Deepa Mehta began showing me her range of block printed sarees on Mull. There were owls, weighing scales, rams, fish and other quirky zodiac inspired designs. I immediately asked her if she had a saree with a bull print. A saree with a print of this strong-willed, determined creature would be fun, I thought. For those days I want to feel bullish, charged and powerful and celebrate the Taurus in me.

“Do we have the bull print?” asked Deepa to her colleague.

“Yes, in the suitcase that came yesterday”, she replied.

“You’re in luck! We have one piece.”

Out of the box came a blood-red Mul with the head of the bull printed in black all over the body. The pallu had embroidered highlights in bright yellow and green, with a thin green-gold brocade border running all through the length of the saree.

“Great! I’ll take it!” I said, excited about my very own Taurus saree!

I decided to take it along with me on my vacation that was due to begin later that week. With Europe going through a heat-wave, Madrid was a blazing 40+ degrees all through. I didn’t get a chance to wear the saree once I got there, though. A couple of days later we went to Sevilla, the Andalusian city with an impressive history of 2500 years.

One thing that stood out for me, though in Sevilla was Plaza de Toros de la Real Maestranza, the oldest bullring in Spain. Having read ‘Ferdinand, The Bull’ (Munro Leaf, 1936), the little bull (he’s Taurean too, so mother-son bull-fights are quite routine in our lives!) in our family wanted to go see the place Ferdie was taken to. The place where he didn’t fight. While we knew we didn’t have the stomach to watch a real fight, we could always go visit the ring. And that meant the Taurus saree could be worn!

Upon entering the imposing Baroque style building, we were taken to the place where it all happens. Looking out into the huge ground covered with ochre sand and surrounded by bright red barricades, I imagined the stands to be full of jeering spectators shouting “Olé!” as the matador swings his muleta from side to side, inching closer and closer to the el momento de la verdad (the moment of truth) when he goes in for the kill.

In Greek mythology, Taurus was sent by Jupiter to protect the Pleiades or the Seven Sisters from Orion, who coveted all of them. They say that’s why in the night sky you can see Orion fighting Taurus, raising his club to strike the charging bull while holding a cloth as a shield to protect himself. Perhaps, it is the same contest that plays out in the bullring each time. As our guide recounted the stages of the fight, I could not help but think about how this 500-kg beast, the epitome of bravery, strength, power and solidity was now just a toy for the Picadores, Banderilleros and the Matador. Such a paradox!

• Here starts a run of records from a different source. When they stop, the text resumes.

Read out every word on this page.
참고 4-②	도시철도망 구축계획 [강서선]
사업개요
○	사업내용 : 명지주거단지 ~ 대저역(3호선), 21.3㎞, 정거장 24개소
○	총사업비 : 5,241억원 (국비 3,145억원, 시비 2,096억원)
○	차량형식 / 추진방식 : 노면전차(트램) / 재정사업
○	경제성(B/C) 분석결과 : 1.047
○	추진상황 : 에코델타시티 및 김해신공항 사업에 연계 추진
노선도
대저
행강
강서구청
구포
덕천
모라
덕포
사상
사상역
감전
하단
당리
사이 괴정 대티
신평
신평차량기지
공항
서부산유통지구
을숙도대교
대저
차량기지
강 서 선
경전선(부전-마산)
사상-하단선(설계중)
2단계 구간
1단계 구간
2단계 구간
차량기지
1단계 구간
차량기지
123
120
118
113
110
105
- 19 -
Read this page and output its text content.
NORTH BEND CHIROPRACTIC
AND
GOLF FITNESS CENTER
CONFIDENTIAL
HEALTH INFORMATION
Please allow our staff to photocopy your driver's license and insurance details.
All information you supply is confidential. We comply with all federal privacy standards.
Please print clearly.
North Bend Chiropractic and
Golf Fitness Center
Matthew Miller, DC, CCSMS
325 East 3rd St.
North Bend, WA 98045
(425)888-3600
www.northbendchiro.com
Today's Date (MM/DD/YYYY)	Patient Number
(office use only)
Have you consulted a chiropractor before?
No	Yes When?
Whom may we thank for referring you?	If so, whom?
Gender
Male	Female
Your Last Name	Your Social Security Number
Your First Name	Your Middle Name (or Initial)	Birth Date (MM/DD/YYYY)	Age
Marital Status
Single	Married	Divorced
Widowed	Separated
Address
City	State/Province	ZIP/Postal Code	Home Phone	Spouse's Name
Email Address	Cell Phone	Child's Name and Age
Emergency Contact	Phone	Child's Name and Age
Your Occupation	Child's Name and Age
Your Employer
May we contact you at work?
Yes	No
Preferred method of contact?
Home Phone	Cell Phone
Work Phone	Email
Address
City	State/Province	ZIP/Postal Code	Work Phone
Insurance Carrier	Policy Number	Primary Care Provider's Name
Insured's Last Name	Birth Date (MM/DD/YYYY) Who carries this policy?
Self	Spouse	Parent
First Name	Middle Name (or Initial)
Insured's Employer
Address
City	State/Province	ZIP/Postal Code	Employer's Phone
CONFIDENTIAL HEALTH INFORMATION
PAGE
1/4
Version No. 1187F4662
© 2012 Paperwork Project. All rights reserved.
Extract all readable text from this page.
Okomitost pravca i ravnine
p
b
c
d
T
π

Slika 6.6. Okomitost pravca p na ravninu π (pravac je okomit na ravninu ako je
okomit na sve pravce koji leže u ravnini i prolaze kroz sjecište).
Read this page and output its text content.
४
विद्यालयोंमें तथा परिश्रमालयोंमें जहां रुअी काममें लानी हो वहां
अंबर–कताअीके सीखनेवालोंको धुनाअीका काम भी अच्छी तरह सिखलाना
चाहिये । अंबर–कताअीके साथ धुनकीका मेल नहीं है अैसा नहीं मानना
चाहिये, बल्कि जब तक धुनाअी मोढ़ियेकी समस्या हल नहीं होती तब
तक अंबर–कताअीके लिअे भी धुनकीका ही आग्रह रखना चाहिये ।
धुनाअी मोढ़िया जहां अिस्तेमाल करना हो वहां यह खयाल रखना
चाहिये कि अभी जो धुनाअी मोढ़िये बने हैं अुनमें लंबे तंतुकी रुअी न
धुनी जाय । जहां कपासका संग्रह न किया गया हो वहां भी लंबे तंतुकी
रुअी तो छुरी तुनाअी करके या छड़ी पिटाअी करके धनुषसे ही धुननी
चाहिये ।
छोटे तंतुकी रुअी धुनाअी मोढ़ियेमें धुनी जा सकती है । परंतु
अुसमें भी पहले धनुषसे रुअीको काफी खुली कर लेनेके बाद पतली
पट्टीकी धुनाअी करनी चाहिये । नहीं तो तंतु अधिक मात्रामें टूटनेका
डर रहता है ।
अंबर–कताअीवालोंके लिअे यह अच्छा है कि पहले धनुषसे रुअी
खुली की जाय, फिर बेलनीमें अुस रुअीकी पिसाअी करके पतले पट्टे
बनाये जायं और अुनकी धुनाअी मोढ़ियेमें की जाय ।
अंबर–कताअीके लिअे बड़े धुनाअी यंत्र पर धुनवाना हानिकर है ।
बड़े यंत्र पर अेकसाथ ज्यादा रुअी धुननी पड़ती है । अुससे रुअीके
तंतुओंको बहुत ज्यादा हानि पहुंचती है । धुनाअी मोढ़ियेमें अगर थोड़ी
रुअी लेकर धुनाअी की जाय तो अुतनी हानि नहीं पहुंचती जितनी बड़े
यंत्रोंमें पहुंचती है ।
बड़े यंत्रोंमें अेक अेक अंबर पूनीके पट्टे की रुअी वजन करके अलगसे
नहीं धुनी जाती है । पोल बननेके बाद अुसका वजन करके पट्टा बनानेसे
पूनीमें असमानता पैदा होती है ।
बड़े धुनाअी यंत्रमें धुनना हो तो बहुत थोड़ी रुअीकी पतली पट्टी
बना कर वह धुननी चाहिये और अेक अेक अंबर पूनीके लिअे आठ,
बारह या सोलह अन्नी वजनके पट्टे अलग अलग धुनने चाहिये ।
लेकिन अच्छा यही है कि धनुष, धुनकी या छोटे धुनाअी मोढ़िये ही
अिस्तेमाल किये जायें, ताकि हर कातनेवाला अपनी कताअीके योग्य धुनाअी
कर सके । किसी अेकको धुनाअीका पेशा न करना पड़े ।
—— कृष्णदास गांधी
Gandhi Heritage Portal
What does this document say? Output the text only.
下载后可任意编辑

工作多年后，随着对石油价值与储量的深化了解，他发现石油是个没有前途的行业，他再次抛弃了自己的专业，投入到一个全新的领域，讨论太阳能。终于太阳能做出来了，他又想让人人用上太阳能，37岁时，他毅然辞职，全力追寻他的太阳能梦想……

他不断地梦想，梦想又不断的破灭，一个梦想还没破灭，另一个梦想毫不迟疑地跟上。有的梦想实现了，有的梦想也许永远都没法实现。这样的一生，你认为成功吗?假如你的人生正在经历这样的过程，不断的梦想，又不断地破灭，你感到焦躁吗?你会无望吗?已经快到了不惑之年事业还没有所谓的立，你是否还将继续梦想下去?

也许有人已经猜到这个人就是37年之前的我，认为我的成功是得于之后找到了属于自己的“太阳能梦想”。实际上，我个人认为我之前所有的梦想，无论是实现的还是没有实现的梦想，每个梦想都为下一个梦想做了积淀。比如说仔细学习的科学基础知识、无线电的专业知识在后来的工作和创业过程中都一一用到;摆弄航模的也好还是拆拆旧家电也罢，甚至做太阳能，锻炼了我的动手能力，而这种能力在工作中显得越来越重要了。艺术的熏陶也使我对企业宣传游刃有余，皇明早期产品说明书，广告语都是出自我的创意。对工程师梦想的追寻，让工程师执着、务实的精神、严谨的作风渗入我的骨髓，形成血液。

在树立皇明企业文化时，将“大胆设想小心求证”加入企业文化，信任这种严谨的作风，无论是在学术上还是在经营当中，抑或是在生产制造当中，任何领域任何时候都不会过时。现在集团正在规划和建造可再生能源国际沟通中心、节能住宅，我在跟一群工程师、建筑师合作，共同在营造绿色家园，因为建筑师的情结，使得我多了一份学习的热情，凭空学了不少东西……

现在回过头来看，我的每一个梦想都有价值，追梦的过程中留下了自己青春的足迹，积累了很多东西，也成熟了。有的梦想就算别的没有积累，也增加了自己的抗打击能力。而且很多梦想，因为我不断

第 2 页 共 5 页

Somewhere in a school, a young boy trains to be a matador. His waking hours are spent practicing and perfecting his ballet-like moves; he is taught to look fear in the eye; he knows if he makes one wrong move, he could be gored. The margin for error is zero. And it is not just once that he lives with this thought, but everytime he enters the arena. Dancing with death is routine. His goals are simple: to be successful and to be the greatest.

A bull grows up somewhere in a ranch; it is fed, taken care of very well by its breeder and lives a carefree life, all the while, not knowing its fate. Suddenly one day, it has to prove itself. It has to show the world the qualities it stands for. It has to be brave, powerful, majestic and strong, all at once. Its goals are simple too: to survive.

On the day of the fight, the bull comes charging at everything, unpredictable in its movement, angry and violent in its approach. It runs, butts its head against anything that moves, charges repeatedly, gets hurt, goes again and doesn’t give up easily. The matador has to make a spontaneous assessment of the situation to determine his strategy. He has team to help but he is the one who faces the most danger. Within 20 minutes, he and his team have to slay the beast. The matador runs too; only, he has to be graceful and look artistic while doing it.

In effect, whether it’s a bull or a matador, life is the same. Running all the time. The running could be a stylish art form or it could be a wild, earth-shattering trample. It doesn’t matter. This is somewhat true for us too. We’re matadors in a bullfight without realizing it. We’re chasing dreams or dreams are chasing us. We love to take the bull by its horns. We love to kill the competition. We callously make decisions knowing it might hurt the other – sometimes in relationships, sometimes in work. We love to fight; we love the adrenalin rush it gives us. We want to prove our greatness at every step. We want to be called achievers. We want our children to be called super-achievers. Just survival won’t do. But ask a bull and it will tell you that survival is its biggest success.

I’m not sure I’m articulating this very well. If the visit to the bullring stirred something in me, it is this: it’s so hard to stay in the middle. To say “I have enough.” To say “I’m content”. To stay grounded. To slow down. The very ideals that Taurus stands for.

Perhaps, in the days ahead, I will wear this saree to calm me down, to help me stop running and smell the flowers like Ferdinand did.